The regulations under section 704 include detailed rules for maintaining partners’ capital accounts to ensure that the allocation of the partnership’s taxable income and loss among the partners will be respected for federal income tax purposes. Yet complying with these rules can be difficult and confusing for a partnership that must revalue its capital accounts to give effect to the business arrangements among the partners. These revaluations may become a routine event, particularly for investment partnerships, which typically revalue at the end of each year and upon any change in partnership interests. This article explains how investment partnerships can comply with the revaluation rules.

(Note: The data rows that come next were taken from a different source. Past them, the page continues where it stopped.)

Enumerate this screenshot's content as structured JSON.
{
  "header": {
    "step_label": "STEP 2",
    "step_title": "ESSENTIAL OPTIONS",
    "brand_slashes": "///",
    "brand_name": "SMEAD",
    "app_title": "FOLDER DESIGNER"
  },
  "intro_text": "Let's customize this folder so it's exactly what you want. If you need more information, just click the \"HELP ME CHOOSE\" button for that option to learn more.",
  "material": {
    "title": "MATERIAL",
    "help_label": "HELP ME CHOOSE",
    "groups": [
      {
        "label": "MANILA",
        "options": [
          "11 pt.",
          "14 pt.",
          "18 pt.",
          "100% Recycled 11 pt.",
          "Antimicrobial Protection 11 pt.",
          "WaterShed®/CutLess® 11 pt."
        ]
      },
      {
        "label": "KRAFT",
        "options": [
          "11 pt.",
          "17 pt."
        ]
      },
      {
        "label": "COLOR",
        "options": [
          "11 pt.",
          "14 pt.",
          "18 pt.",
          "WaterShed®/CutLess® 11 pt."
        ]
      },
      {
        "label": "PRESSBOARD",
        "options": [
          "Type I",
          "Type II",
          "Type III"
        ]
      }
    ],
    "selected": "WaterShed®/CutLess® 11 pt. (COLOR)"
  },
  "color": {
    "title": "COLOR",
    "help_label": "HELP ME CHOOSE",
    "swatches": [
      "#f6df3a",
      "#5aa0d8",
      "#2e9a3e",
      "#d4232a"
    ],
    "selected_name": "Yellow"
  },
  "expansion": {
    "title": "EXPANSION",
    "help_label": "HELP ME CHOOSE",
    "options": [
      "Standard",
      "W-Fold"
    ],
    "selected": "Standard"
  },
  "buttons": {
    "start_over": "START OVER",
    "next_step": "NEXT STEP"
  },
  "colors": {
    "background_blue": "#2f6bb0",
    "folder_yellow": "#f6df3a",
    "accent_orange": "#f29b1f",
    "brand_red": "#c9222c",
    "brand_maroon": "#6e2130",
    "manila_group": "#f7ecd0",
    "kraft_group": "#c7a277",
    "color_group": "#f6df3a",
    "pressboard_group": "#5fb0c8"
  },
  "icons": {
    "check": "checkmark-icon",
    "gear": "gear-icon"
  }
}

Regulations issued in recent years permit these partnerships to use curative allocations and aggregate approaches to minimize distortions of income and simplify computations. Although the regulations address the most serious deficiencies of prior law, they persist in failing to state clearly how taxable income is to be allocated in the context of a revaluation. Instead, the regulations make general reference to section 704(c) principles, which are illuminated, but only to a limited extent, by numerical examples. This article seeks to remedy that failure with drafting examples that specify what investment partnerships must do to allocate income. Finally, the article briefly explores how these rules might be applied by other types of partnerships to depreciable property.